Dans mon cas, cela à nécessité entre deux et trois heures pour chaque unité RAID.

Note: avec la Mandrake 10.1, lors de la création des matrices RAID, on aurait eu des problèmes du type raidstart failed : /dev/md1: No such file or directory, qui peuvent être résolus en créant les device manuellement:

mknod /dev/md0 b 9 0
mknod /dev/md1 b 9 1
mknod /dev/md2 b 9 2

Ces commandes créent les unités RAID dont nous avons besoin. Malheureusement elles ne sont pas autodetectées au démarrage donc, dans le cas d’une mdk 10.1, il aurait fallu faire cette manip à chaque démarrage de la machine. Voila une bonne raison pour ne pas utiliser la version 10.1.

Étape 3: Agréger les matrices RAID via LVM

J’ai choisi LVM pour agréger les unités RAID, pour bénéficier d’un redimensionnement flexible de mon espace disque, avant de parer à tous les scénarios possibles auxquels je serais confronté dans le futur. Il est tout à fait possible de faire la même chose avec du RAID linéaire (voir l’étape “3-bis” ci-après), mais dans ce cas on perd la une certaine souplesse au niveau des partitions.

Installation de LVM:

urpmi lvm2

On peut consulter la liste des disques parents sur le système avec lvmdiskscan.

Ensuite il faut créer un volume physique (PV = Physical Volume) pour chaque unité RAID:

pvcreate /dev/md0
pvcreate /dev/md1
pvcreate /dev/md2

Créons maintenant un groupe de volumes contenant nos trois partitions :

vgcreate vg01 /dev/md0 /dev/md1 /dev/md2 (marche pas ???)

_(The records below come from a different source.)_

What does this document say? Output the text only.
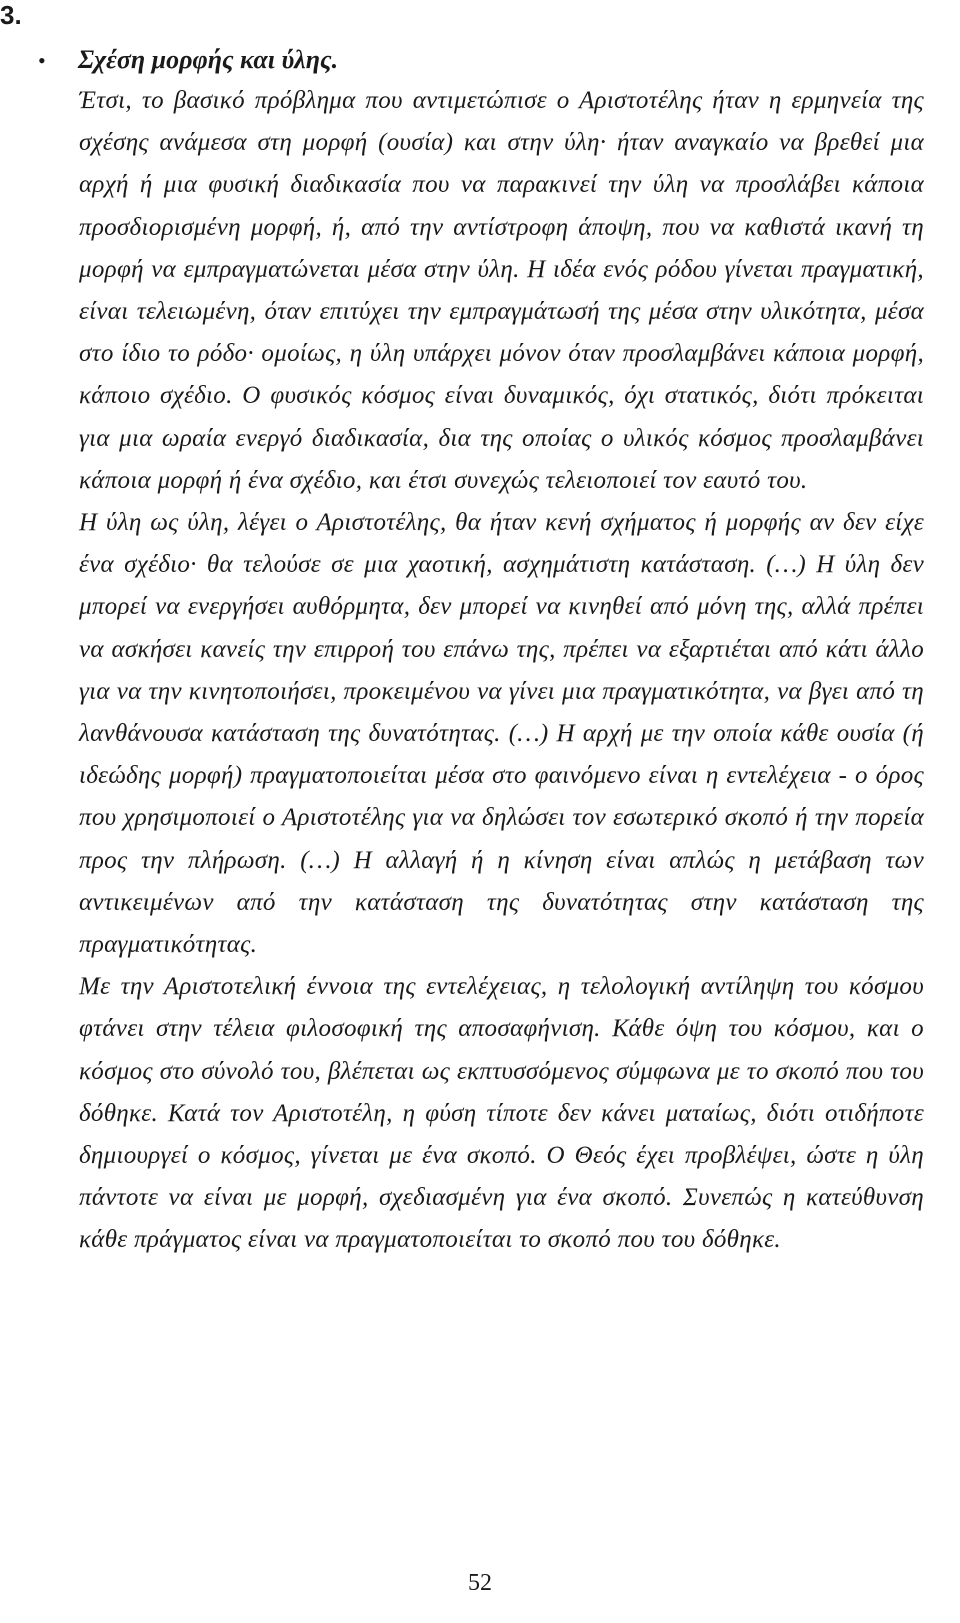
3.
•	Σχέση μορφής και ύλης.

Έτσι, το βασικό πρόβλημα που αντιμετώπισε ο Αριστοτέλης ήταν η ερμηνεία της σχέσης ανάμεσα στη μορφή (ουσία) και στην ύλη· ήταν αναγκαίο να βρεθεί μια αρχή ή μια φυσική διαδικασία που να παρακινεί την ύλη να προσλάβει κάποια προσδιορισμένη μορφή, ή, από την αντίστροφη άποψη, που να καθιστά ικανή τη μορφή να εμπραγματώνεται μέσα στην ύλη. Η ιδέα ενός ρόδου γίνεται πραγματική, είναι τελειωμένη, όταν επιτύχει την εμπραγμάτωσή της μέσα στην υλικότητα, μέσα στο ίδιο το ρόδο· ομοίως, η ύλη υπάρχει μόνον όταν προσλαμβάνει κάποια μορφή, κάποιο σχέδιο. Ο φυσικός κόσμος είναι δυναμικός, όχι στατικός, διότι πρόκειται για μια ωραία ενεργό διαδικασία, δια της οποίας ο υλικός κόσμος προσλαμβάνει κάποια μορφή ή ένα σχέδιο, και έτσι συνεχώς τελειοποιεί τον εαυτό του.

Η ύλη ως ύλη, λέγει ο Αριστοτέλης, θα ήταν κενή σχήματος ή μορφής αν δεν είχε ένα σχέδιο· θα τελούσε σε μια χαοτική, ασχημάτιστη κατάσταση. (…) Η ύλη δεν μπορεί να ενεργήσει αυθόρμητα, δεν μπορεί να κινηθεί από μόνη της, αλλά πρέπει να ασκήσει κανείς την επιρροή του επάνω της, πρέπει να εξαρτιέται από κάτι άλλο για να την κινητοποιήσει, προκειμένου να γίνει μια πραγματικότητα, να βγει από τη λανθάνουσα κατάσταση της δυνατότητας. (…) Η αρχή με την οποία κάθε ουσία (ή ιδεώδης μορφή) πραγματοποιείται μέσα στο φαινόμενο είναι η εντελέχεια - ο όρος που χρησιμοποιεί ο Αριστοτέλης για να δηλώσει τον εσωτερικό σκοπό ή την πορεία προς την πλήρωση. (…) Η αλλαγή ή η κίνηση είναι απλώς η μετάβαση των αντικειμένων από την κατάσταση της δυνατότητας στην κατάσταση της πραγματικότητας.

Με την Αριστοτελική έννοια της εντελέχειας, η τελολογική αντίληψη του κόσμου φτάνει στην τέλεια φιλοσοφική της αποσαφήνιση. Κάθε όψη του κόσμου, και ο κόσμος στο σύνολό του, βλέπεται ως εκπτυσσόμενος σύμφωνα με το σκοπό που του δόθηκε. Κατά τον Αριστοτέλη, η φύση τίποτε δεν κάνει ματαίως, διότι οτιδήποτε δημιουργεί ο κόσμος, γίνεται με ένα σκοπό. Ο Θεός έχει προβλέψει, ώστε η ύλη πάντοτε να είναι με μορφή, σχεδιασμένη για ένα σκοπό. Συνεπώς η κατεύθυνση κάθε πράγματος είναι να πραγματοποιείται το σκοπό που του δόθηκε.

52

Étape 3-bis: Agréger les matrices avec du RAID linéaire au lieu d’utiliser LVM

Si vous voulez utiliser du RAID linéaire plutôt que LVM, il faut créer une nouvelle unité RAID sur la base des trois premières:

mdadm --create --verbose /dev/md3 --level=linear --raid-devices=3 /dev/md0 /dev/md1 /dev/md2

Puis penser à mettre à jour /etc/mdadm.conf:

DEVICE /dev/sda*
DEVICE /dev/sdb*
DEVICE /dev/hda2
DEVICE /dev/hda3
DEVICE /dev/hda4
DEVICE /dev/md0
DEVICE /dev/md1
DEVICE /dev/md2
ARRAY /dev/md0 devices=/dev/hda2,/dev/sda2,/dev/sdb2
ARRAY /dev/md1 devices=/dev/hda3,/dev/sda1,/dev/sdb1
ARRAY /dev/md2 devices=/dev/hda4,/dev/sda3,/dev/sdb3
ARRAY /dev/md3 devices=/dev/md0,/dev/md1,/dev/md2

Étape 4: Créer le système de fichier

Formater en xfs:

mkfs.xfs -f /dev/md3

J’ai choisi xfs comme filesystem car il peut être agrandit à chaud, lorsque la partition est montée.

Pour monter le tout:

mkdir -p /mnt/data
mount /dev/md3 /mnt/data

Et enfin, pour le montage automatique au démarrage de notre serveur, il faut ajouter la ligne suivante à notre fichier /etc/fstab:

/dev/md3 /mnt/data xfs defaults 0 0

Maintenance du système

  • Réintégrer une partition dans la matrice.

    Si une partition est éjectée d’une unité raid (par exemple sda1 sur md1), il faut faire:

    cat /proc/mdstat
    mdadm --examine /dev/sda1
    mdadm /dev/md1 -a /dev/sda1
    cat /proc/mdstat

    La première commande montre que le RAID est dégradé. La seconde commande examine le status du disque qui à été éjecté de la matrice. La troisième ligne permet de réintégrer à chaud la partition dans la matrice. Et enfin la dernière commande nous montre l’avancement de la reconstruction de la matrice (ce qui peut prendre pas mal de temps).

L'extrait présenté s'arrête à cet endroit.